As with direct data linkage, our investigations were limited to available health behaviour measures, rather than all clinically important risk factors. Potentially important health behaviours such as diet [11, 42] and hot beverages [42] were unavailable. The number and variety of auxiliary variables available for matching donor to recipient records was also limited. Our only investigation of clustering in health behaviours [43] was for the combination of current smoking and regular alcohol consumption.

The results display considerable uncertainty with few instances where the empirical confidence intervals excluded the null. The width of the confidence intervals is sensitive to n, pi and ρ. Larger n can be achieved by looking at more common cancers, and/or combining data from more cancer registries and/or more years. The proportion with the health behaviour, pi, can be adjusted through inclusion and exclusion criteria (but will impact on n). Larger ρ requires more informative auxiliary variables for the imputation.

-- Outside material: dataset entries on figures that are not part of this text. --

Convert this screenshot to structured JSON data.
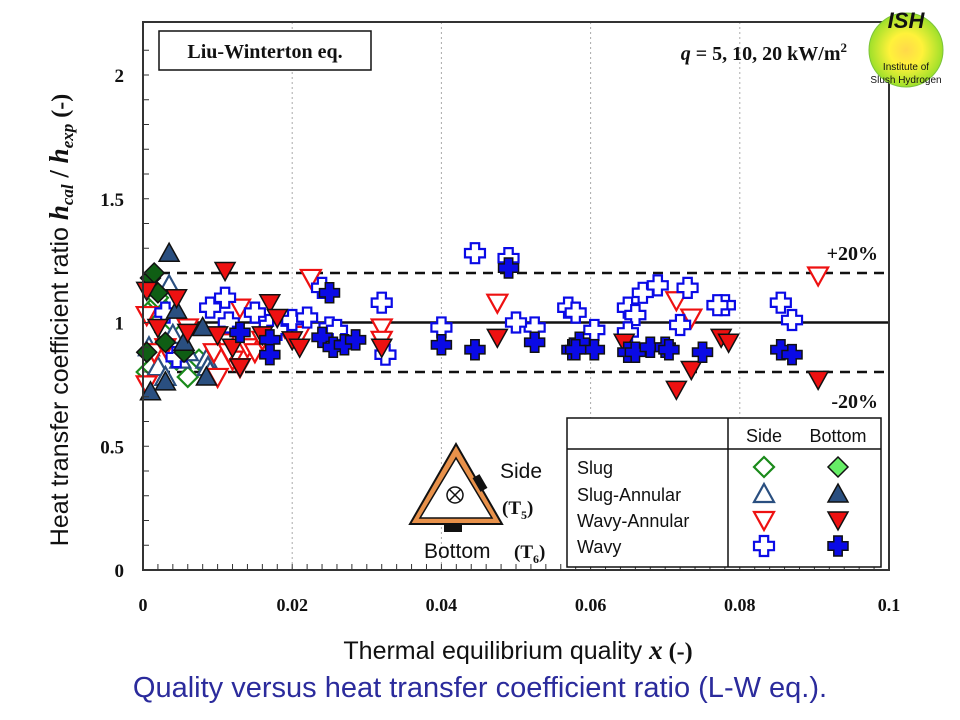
{
  "caption": "Quality versus heat transfer coefficient ratio (L-W eq.).",
  "logo": {
    "abbr": "ISH",
    "line1": "Institute of",
    "line2": "Slush Hydrogen"
  },
  "chart_data": {
    "type": "scatter",
    "title": "Liu-Winterton eq.",
    "annotation": "q = 5, 10, 20 kW/m²",
    "annotation_parts": {
      "var": "q",
      "rest": " = 5, 10, 20 kW/m",
      "sup": "2"
    },
    "xlabel": "Thermal equilibrium quality x (-)",
    "xlabel_parts": {
      "main": "Thermal equilibrium quality ",
      "var": "x",
      "unit": " (-)"
    },
    "ylabel": "Heat transfer coefficient ratio h_cal / h_exp (-)",
    "ylabel_parts": {
      "main": "Heat transfer coefficient ratio ",
      "h1": "h",
      "s1": "cal",
      "slash": " / ",
      "h2": "h",
      "s2": "exp",
      "unit": " (-)"
    },
    "xlim": [
      0,
      0.1
    ],
    "ylim": [
      0,
      2.2
    ],
    "xticks": [
      0,
      0.02,
      0.04,
      0.06,
      0.08,
      0.1
    ],
    "xtick_labels": [
      "0",
      "0.02",
      "0.04",
      "0.06",
      "0.08",
      "0.1"
    ],
    "yticks": [
      0,
      0.5,
      1,
      1.5,
      2
    ],
    "ytick_labels": [
      "0",
      "0.5",
      "1",
      "1.5",
      "2"
    ],
    "grid": "vertical dotted at major x ticks",
    "reference_lines": [
      {
        "y": 1.0,
        "style": "solid"
      },
      {
        "y": 1.2,
        "style": "dashed",
        "label": "+20%"
      },
      {
        "y": 0.8,
        "style": "dashed",
        "label": "-20%"
      }
    ],
    "legend": {
      "placement": "bottom-right",
      "columns": [
        "Side",
        "Bottom"
      ],
      "rows": [
        "Slug",
        "Slug-Annular",
        "Wavy-Annular",
        "Wavy"
      ]
    },
    "inset": {
      "side_label": "Side",
      "side_sensor": "T",
      "side_sub": "5",
      "bottom_label": "Bottom",
      "bottom_sensor": "T",
      "bottom_sub": "6"
    },
    "colors": {
      "slug": "#1a8a1a",
      "slug_fill": "#66ee66",
      "slug_bottom_dark": "#0f5e14",
      "slug_annular": "#2a4f80",
      "wavy_annular": "#ee1111",
      "wavy": "#0a0ae6",
      "inset_orange": "#e8914a"
    },
    "series": [
      {
        "name": "Slug - Side",
        "flow": "Slug",
        "position": "Side",
        "marker": "diamond-open",
        "points": [
          [
            0.0005,
            0.8
          ],
          [
            0.001,
            1.05
          ],
          [
            0.0012,
            0.82
          ],
          [
            0.002,
            1.08
          ],
          [
            0.003,
            0.96
          ],
          [
            0.004,
            1.0
          ],
          [
            0.0045,
            0.85
          ],
          [
            0.006,
            0.78
          ],
          [
            0.0075,
            0.85
          ],
          [
            0.002,
            1.1
          ]
        ]
      },
      {
        "name": "Slug - Bottom",
        "flow": "Slug",
        "position": "Bottom",
        "marker": "diamond-filled",
        "points": [
          [
            0.0005,
            0.88
          ],
          [
            0.001,
            1.18
          ],
          [
            0.0015,
            1.2
          ],
          [
            0.002,
            1.12
          ],
          [
            0.0055,
            0.88
          ],
          [
            0.003,
            0.92
          ]
        ]
      },
      {
        "name": "Slug-Annular - Side",
        "flow": "Slug-Annular",
        "position": "Side",
        "marker": "triangle-up-open",
        "points": [
          [
            0.0008,
            0.9
          ],
          [
            0.002,
            0.82
          ],
          [
            0.003,
            0.78
          ],
          [
            0.0035,
            1.15
          ],
          [
            0.005,
            0.85
          ],
          [
            0.006,
            0.88
          ],
          [
            0.0085,
            0.85
          ],
          [
            0.0087,
            0.82
          ],
          [
            0.009,
            0.8
          ],
          [
            0.004,
            0.95
          ]
        ]
      },
      {
        "name": "Slug-Annular - Bottom",
        "flow": "Slug-Annular",
        "position": "Bottom",
        "marker": "triangle-up-filled",
        "points": [
          [
            0.001,
            0.72
          ],
          [
            0.0035,
            1.28
          ],
          [
            0.003,
            0.76
          ],
          [
            0.0045,
            1.05
          ],
          [
            0.008,
            0.98
          ],
          [
            0.0085,
            0.78
          ],
          [
            0.0055,
            0.92
          ]
        ]
      },
      {
        "name": "Wavy-Annular - Side",
        "flow": "Wavy-Annular",
        "position": "Side",
        "marker": "triangle-down-open",
        "points": [
          [
            0.0005,
            1.03
          ],
          [
            0.0005,
            0.75
          ],
          [
            0.0015,
            0.88
          ],
          [
            0.003,
            0.9
          ],
          [
            0.006,
            0.98
          ],
          [
            0.0095,
            0.88
          ],
          [
            0.01,
            0.78
          ],
          [
            0.011,
            0.92
          ],
          [
            0.012,
            0.85
          ],
          [
            0.013,
            0.82
          ],
          [
            0.014,
            0.9
          ],
          [
            0.015,
            0.88
          ],
          [
            0.016,
            0.93
          ],
          [
            0.017,
            0.95
          ],
          [
            0.018,
            0.97
          ],
          [
            0.019,
            0.98
          ],
          [
            0.02,
            0.94
          ],
          [
            0.021,
            0.95
          ],
          [
            0.0225,
            1.18
          ],
          [
            0.032,
            0.98
          ],
          [
            0.032,
            0.93
          ],
          [
            0.0475,
            1.08
          ],
          [
            0.0715,
            1.09
          ],
          [
            0.0735,
            1.02
          ],
          [
            0.0905,
            1.19
          ],
          [
            0.0115,
            0.88
          ],
          [
            0.013,
            1.06
          ]
        ]
      },
      {
        "name": "Wavy-Annular - Bottom",
        "flow": "Wavy-Annular",
        "position": "Bottom",
        "marker": "triangle-down-filled",
        "points": [
          [
            0.0005,
            1.13
          ],
          [
            0.002,
            0.98
          ],
          [
            0.0045,
            1.1
          ],
          [
            0.006,
            0.96
          ],
          [
            0.011,
            1.21
          ],
          [
            0.012,
            0.9
          ],
          [
            0.013,
            0.82
          ],
          [
            0.016,
            0.95
          ],
          [
            0.017,
            1.08
          ],
          [
            0.018,
            1.02
          ],
          [
            0.02,
            0.93
          ],
          [
            0.021,
            0.9
          ],
          [
            0.032,
            0.9
          ],
          [
            0.0475,
            0.94
          ],
          [
            0.0645,
            0.92
          ],
          [
            0.0715,
            0.73
          ],
          [
            0.0735,
            0.81
          ],
          [
            0.0775,
            0.94
          ],
          [
            0.0785,
            0.92
          ],
          [
            0.0905,
            0.77
          ],
          [
            0.01,
            0.95
          ]
        ]
      },
      {
        "name": "Wavy - Side",
        "flow": "Wavy",
        "position": "Side",
        "marker": "plus-open",
        "points": [
          [
            0.003,
            1.04
          ],
          [
            0.0045,
            0.86
          ],
          [
            0.009,
            1.06
          ],
          [
            0.011,
            1.1
          ],
          [
            0.0115,
            1.0
          ],
          [
            0.015,
            1.04
          ],
          [
            0.017,
            0.99
          ],
          [
            0.018,
            0.97
          ],
          [
            0.02,
            1.01
          ],
          [
            0.022,
            1.02
          ],
          [
            0.024,
            1.14
          ],
          [
            0.025,
            0.98
          ],
          [
            0.026,
            0.97
          ],
          [
            0.032,
            1.08
          ],
          [
            0.0325,
            0.87
          ],
          [
            0.04,
            0.98
          ],
          [
            0.0445,
            1.28
          ],
          [
            0.049,
            1.26
          ],
          [
            0.0525,
            0.98
          ],
          [
            0.057,
            1.06
          ],
          [
            0.058,
            1.04
          ],
          [
            0.0605,
            0.97
          ],
          [
            0.065,
            1.06
          ],
          [
            0.066,
            1.03
          ],
          [
            0.065,
            0.96
          ],
          [
            0.067,
            1.12
          ],
          [
            0.069,
            1.15
          ],
          [
            0.072,
            0.99
          ],
          [
            0.073,
            1.14
          ],
          [
            0.078,
            1.07
          ],
          [
            0.077,
            1.07
          ],
          [
            0.0855,
            1.08
          ],
          [
            0.087,
            1.01
          ],
          [
            0.05,
            1.0
          ]
        ]
      },
      {
        "name": "Wavy - Bottom",
        "flow": "Wavy",
        "position": "Bottom",
        "marker": "plus-filled",
        "points": [
          [
            0.013,
            0.96
          ],
          [
            0.017,
            0.93
          ],
          [
            0.017,
            0.87
          ],
          [
            0.024,
            0.94
          ],
          [
            0.025,
            1.12
          ],
          [
            0.0255,
            0.9
          ],
          [
            0.027,
            0.91
          ],
          [
            0.0285,
            0.93
          ],
          [
            0.04,
            0.91
          ],
          [
            0.0445,
            0.89
          ],
          [
            0.049,
            1.22
          ],
          [
            0.0525,
            0.92
          ],
          [
            0.0575,
            0.89
          ],
          [
            0.0585,
            0.92
          ],
          [
            0.0605,
            0.89
          ],
          [
            0.065,
            0.88
          ],
          [
            0.066,
            0.88
          ],
          [
            0.068,
            0.9
          ],
          [
            0.07,
            0.9
          ],
          [
            0.0705,
            0.89
          ],
          [
            0.075,
            0.88
          ],
          [
            0.0855,
            0.89
          ],
          [
            0.087,
            0.87
          ],
          [
            0.058,
            0.89
          ]
        ]
      }
    ]
  }
}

We do not have access to any true gold standard for validity testing. A gold standard would be an oesophageal cancer dataset where behaviour was measured 5 years prior to diagnosis.

Conclusion

In this paper we have demonstrated a novel imputation-based algorithm for augmenting cancer registry data for epidemiological research and established its face-validity. The algorithm adds information obtained from an external data set with (presumed) no cases in common, to the cancer registry data via demographic variables in common. The algorithm is subject to much higher random error than direct data linkage (depending on how informative the demographic variables are), and requires larger sample sizes to compensate. However, it does avoid the aggravation of confidentiality issues (and associated data security costs) arising from direct data linkage.

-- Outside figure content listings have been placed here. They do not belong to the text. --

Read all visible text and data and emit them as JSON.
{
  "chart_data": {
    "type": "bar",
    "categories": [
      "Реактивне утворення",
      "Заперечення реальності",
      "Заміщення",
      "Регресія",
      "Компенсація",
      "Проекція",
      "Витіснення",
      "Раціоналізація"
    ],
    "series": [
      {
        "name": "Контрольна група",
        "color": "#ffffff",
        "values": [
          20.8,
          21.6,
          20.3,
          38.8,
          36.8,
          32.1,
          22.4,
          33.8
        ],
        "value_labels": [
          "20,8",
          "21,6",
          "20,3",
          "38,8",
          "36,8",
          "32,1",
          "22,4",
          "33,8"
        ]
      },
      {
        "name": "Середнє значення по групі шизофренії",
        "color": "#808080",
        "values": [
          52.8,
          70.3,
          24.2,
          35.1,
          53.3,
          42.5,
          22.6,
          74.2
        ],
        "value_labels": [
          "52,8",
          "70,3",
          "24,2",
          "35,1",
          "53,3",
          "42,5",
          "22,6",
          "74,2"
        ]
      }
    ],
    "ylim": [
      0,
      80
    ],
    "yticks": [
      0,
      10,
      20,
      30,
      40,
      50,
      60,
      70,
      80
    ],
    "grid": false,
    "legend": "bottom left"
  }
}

We believe this algorithm is likely to allow, at least preliminary, investigations of a range of research questions which cannot be addressed through direct data linkage; due to insufficient individuals in common, insufficient matching variables and/or costs associated with data confidentiality and security. By increasing the range of research question which can be addressed with cancer registry data, the algorithm further augments the benefits of cancer registries.